Richard III, the Crookback evil usurper is perhaps Shakespeare’s most despised monarch. A self-acknowledged villain, he uses his physical deformity to promote his gruesome designs. Later cornered and routed, he tries to flee, a figure of mockery and derision. Finally, even Richard’s own mother curses him thus:

And promise them success and victory

Bloody thou art, bloody will be thy end.

Richard II is the story of a king who is generous and gracious to the courtiers around, but somewhat foolish and naive. He is finally overthrown by Bolingbroke, brought to London in chains where the mobs, once his admiring subjects now throw "ashes on his sacred head". John of Gount’s speech before that tragic event sums up the Elizabethen view that to overthrow a legitimate King is to invite nemesis later. He calls the crowned, anointed monarch "God’s deputy", and to unseat him forcibly is treason against the Lord. His pathetic state in disposition does arouse a sense of outrage in the nobility, but as a self-centred King, he pays the ultimate price. While Henry IV (Bolingbroke) comes to power through his manipulative skills and half-truths, he does make a successful King and it’s in his company that the great comic character, Falstaff, wags his tongue to gain immortality. We quickly pass on to Henry, the Fifth, who is presented as an ideal, chivalrous king, arousing the admiration of his friends — and foes. His famous speeches on the battlefield against France are often quoted as an example of true royalty. Still, many a discerning critic has disputed this interpretation and believed that he was no better than his predecessors, only more eloquent, if not sly.

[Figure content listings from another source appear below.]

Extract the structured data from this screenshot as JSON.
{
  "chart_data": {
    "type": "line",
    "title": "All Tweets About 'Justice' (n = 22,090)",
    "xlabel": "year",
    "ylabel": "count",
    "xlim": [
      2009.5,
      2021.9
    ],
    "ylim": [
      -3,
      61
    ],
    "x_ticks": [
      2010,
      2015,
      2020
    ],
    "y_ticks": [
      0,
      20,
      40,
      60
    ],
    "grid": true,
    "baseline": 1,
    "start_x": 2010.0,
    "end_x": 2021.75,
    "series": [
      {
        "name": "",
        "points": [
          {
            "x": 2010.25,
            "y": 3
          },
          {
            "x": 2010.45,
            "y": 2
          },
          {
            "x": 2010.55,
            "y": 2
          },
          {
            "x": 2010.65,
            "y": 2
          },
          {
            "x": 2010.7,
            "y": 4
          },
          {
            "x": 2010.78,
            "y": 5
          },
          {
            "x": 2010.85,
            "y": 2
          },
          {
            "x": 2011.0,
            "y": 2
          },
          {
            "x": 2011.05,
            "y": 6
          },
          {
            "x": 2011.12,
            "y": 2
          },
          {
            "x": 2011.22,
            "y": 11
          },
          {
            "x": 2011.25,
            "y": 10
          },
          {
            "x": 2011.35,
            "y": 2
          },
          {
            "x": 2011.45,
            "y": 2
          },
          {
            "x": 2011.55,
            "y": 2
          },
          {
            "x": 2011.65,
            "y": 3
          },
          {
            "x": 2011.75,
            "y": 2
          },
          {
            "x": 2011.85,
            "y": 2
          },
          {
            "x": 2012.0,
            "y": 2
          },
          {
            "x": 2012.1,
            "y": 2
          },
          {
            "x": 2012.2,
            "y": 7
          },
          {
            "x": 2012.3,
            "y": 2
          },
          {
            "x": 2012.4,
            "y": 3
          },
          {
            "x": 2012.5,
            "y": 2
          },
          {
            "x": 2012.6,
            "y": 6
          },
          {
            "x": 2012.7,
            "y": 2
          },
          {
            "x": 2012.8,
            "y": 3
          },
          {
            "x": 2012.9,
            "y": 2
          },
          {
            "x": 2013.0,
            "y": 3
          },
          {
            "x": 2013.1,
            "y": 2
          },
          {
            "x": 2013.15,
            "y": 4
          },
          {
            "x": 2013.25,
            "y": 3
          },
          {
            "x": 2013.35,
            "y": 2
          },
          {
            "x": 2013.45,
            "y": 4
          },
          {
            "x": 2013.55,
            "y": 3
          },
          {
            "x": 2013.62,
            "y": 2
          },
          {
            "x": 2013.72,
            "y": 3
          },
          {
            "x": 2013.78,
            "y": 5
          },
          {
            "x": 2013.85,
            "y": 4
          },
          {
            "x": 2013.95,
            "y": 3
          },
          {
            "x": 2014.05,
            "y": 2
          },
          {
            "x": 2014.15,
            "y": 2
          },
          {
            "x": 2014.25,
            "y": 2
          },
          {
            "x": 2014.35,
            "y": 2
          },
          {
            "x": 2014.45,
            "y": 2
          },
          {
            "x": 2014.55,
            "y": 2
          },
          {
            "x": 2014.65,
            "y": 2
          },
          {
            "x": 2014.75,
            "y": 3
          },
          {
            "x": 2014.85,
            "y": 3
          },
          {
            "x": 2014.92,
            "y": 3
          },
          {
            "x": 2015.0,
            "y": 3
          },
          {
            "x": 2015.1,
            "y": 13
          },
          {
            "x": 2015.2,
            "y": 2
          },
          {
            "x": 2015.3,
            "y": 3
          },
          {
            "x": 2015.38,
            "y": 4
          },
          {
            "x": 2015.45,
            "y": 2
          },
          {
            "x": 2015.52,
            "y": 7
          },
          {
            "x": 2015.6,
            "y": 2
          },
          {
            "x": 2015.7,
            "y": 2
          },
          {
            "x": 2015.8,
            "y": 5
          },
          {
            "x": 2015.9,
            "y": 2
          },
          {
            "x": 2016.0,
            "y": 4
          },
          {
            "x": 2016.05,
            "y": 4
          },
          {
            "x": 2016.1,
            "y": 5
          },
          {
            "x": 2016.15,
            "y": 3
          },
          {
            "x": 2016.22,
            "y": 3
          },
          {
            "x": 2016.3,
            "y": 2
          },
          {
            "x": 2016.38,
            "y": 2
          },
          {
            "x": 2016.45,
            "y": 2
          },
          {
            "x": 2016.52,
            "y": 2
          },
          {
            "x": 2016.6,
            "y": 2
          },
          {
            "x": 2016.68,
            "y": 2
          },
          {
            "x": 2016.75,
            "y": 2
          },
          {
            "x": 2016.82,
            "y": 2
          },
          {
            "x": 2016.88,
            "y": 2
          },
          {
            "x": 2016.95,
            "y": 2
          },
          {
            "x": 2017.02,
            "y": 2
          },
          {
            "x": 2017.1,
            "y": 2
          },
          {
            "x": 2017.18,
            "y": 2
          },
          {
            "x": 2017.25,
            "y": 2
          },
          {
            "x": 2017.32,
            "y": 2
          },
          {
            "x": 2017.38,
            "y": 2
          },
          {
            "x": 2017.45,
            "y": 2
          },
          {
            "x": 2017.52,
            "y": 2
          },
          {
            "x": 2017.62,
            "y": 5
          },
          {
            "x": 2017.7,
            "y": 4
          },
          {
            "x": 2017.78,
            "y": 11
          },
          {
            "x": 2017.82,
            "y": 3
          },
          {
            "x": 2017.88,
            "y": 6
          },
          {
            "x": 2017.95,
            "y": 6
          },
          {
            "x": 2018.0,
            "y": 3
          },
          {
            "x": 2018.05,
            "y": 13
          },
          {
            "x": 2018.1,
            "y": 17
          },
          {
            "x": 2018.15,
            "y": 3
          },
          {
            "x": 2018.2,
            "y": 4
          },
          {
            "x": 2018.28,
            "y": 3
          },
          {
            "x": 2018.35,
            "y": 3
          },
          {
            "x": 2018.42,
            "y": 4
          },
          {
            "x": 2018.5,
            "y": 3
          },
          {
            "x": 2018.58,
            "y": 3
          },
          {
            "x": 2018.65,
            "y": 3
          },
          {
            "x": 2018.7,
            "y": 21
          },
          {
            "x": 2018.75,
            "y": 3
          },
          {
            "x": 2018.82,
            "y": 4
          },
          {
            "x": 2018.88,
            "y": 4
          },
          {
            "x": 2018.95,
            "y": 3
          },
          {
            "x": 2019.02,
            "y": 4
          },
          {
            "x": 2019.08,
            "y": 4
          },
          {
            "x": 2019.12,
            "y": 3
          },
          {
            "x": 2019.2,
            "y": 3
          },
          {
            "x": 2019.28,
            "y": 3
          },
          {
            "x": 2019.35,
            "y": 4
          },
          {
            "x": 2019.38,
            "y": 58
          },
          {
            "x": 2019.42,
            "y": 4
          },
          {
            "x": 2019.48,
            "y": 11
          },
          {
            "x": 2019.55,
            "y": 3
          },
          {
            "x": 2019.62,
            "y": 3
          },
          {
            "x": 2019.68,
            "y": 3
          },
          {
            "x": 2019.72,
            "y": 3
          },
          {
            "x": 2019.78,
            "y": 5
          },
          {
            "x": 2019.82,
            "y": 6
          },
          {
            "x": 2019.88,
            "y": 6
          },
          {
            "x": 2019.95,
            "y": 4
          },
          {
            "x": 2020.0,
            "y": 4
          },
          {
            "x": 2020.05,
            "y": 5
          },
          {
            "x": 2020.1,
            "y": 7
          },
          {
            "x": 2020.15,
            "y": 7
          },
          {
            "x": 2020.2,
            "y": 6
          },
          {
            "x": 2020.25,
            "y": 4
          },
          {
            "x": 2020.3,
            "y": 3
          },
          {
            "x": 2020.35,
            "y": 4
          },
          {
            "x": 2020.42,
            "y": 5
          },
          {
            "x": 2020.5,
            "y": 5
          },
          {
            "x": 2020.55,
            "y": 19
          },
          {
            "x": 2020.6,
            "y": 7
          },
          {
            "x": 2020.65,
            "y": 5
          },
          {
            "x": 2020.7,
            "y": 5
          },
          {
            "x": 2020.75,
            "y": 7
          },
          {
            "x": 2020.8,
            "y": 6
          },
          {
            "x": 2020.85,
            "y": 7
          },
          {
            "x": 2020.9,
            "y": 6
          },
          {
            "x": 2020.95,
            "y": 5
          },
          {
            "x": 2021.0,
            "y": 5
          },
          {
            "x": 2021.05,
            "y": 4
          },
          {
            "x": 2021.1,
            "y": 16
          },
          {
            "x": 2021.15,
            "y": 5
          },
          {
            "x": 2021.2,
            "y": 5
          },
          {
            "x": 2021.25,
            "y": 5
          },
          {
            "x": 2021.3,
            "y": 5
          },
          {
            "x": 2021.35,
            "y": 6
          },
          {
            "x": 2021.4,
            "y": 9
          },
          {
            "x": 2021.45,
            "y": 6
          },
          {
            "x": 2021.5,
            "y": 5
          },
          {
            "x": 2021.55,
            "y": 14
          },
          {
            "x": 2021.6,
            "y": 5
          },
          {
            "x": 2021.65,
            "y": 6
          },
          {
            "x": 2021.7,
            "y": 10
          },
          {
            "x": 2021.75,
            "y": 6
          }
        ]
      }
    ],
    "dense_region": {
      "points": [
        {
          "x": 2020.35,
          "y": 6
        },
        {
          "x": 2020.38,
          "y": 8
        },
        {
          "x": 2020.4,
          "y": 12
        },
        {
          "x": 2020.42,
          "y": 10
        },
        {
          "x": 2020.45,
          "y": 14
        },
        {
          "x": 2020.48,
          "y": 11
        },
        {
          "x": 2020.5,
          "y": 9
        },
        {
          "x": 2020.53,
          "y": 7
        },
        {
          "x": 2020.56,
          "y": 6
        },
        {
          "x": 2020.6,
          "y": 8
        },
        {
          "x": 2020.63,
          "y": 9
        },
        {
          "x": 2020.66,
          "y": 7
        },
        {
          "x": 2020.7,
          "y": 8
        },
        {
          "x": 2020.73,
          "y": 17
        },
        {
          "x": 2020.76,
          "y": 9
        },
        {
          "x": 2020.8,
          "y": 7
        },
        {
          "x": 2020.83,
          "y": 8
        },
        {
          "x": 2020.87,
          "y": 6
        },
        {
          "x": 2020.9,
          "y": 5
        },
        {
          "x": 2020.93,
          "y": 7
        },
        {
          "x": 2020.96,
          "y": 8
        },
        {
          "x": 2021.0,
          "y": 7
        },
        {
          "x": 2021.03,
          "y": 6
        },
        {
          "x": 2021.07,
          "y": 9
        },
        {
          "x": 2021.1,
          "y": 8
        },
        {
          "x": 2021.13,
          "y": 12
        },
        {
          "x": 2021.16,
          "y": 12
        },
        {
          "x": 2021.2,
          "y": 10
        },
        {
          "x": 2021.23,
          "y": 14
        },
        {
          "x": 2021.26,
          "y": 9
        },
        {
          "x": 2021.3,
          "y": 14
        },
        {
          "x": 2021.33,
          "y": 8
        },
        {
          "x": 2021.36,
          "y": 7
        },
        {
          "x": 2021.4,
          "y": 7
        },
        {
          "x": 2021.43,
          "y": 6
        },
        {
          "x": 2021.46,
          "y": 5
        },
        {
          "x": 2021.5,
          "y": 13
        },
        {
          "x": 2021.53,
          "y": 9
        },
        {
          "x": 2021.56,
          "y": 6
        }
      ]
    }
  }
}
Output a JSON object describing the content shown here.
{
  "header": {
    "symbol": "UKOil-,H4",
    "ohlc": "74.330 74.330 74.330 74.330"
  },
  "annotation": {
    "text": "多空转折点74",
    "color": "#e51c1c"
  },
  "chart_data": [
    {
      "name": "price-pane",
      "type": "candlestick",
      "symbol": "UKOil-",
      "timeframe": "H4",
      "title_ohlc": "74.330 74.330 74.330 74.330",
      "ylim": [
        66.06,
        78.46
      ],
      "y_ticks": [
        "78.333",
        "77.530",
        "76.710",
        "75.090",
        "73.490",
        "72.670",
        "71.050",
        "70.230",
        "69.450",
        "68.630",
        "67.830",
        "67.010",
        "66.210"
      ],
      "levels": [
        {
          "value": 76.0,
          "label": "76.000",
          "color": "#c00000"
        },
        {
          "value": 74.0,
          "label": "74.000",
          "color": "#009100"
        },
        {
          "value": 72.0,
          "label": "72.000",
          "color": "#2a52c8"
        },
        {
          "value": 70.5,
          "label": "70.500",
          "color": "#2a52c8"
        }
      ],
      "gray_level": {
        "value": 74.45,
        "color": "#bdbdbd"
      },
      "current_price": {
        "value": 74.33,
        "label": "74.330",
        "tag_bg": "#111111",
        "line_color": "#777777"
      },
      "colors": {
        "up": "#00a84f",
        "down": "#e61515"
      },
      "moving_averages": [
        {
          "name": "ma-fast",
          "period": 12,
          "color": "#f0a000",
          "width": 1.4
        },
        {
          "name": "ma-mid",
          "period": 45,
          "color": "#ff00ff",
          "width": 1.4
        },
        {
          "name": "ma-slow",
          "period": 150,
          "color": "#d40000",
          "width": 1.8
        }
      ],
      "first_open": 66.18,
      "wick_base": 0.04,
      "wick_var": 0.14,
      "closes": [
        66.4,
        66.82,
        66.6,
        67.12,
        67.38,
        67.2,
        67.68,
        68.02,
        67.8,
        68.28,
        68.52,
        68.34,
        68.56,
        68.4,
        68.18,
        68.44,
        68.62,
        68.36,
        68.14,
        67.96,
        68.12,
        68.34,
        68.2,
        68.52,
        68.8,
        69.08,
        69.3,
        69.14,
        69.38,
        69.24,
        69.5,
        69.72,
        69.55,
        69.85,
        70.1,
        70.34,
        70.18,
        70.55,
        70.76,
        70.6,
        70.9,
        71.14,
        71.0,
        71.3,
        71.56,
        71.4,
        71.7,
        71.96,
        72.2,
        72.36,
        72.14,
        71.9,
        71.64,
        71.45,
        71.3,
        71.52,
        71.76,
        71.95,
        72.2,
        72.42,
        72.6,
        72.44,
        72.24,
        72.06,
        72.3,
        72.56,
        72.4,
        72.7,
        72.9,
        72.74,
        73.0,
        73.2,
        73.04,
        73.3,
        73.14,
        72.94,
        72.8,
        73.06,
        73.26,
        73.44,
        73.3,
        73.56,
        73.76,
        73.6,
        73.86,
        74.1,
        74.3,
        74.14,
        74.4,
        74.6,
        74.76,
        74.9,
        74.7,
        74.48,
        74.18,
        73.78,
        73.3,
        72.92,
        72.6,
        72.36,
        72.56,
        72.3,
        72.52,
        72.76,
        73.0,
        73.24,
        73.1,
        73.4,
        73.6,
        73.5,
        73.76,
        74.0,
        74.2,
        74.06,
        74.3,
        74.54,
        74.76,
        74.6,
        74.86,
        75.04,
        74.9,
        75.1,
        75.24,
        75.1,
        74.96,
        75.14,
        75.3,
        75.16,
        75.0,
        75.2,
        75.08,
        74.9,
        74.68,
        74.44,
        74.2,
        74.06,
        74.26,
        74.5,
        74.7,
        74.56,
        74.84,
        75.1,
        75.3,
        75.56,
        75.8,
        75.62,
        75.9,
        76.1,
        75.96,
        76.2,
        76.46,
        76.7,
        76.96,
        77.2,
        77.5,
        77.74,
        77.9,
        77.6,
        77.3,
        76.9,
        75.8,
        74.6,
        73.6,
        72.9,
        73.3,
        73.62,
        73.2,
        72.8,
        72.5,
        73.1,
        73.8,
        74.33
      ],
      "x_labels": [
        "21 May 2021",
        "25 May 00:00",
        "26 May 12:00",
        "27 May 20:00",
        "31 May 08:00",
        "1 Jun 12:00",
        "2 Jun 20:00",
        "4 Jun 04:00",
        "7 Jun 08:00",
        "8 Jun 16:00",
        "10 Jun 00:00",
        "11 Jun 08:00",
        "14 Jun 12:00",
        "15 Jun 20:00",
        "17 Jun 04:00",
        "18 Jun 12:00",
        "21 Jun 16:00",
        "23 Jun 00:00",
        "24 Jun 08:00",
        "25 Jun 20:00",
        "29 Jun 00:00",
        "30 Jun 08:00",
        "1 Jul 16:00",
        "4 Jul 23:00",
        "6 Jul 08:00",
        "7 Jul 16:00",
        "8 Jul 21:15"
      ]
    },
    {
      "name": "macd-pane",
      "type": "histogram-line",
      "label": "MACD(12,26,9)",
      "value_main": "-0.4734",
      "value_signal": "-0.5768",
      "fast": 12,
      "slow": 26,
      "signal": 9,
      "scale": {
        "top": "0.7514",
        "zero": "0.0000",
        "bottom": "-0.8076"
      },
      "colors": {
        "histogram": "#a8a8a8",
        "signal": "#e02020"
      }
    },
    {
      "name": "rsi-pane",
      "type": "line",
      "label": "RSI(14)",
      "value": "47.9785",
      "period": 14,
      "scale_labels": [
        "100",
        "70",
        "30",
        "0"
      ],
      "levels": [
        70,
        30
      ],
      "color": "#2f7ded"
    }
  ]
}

Coriolanus is generally regarded as Shakespeare’s strongest and most insightful political play. All the earlier critics, Coleridge, Hazlitt and A.C. Broodley had high praise for it, though Coleridge rightly regarded it as a supreme example of his philosophic double-vision. Cariolanus, a proud and conceited Roman aristocrat, has nothing but contempt for the people or the plebians. So, in the end, the play becomes a direct confrontation between patrician politics and plebian politics. Eventually, when events drive Coriolanus into exile and he returns in revenge to burn down Rome, his mother’s pleas alone seem to move him.

But he remains reluctant and supremely proud even in his hour of fall and death. His quicksilver, changing moods are characteristics of this tragic hero. His end isn’t poetic or sublime when we compare him with Hamlet, Othello, or Mark Antony. But it has a chaste, classical beauty. Was Shakespeare inclined towards the aristocracy, and hostile to the plebians? This is the general impression, but, as we have noticed earlier, the poet’s supreme ambivalence holds and abides.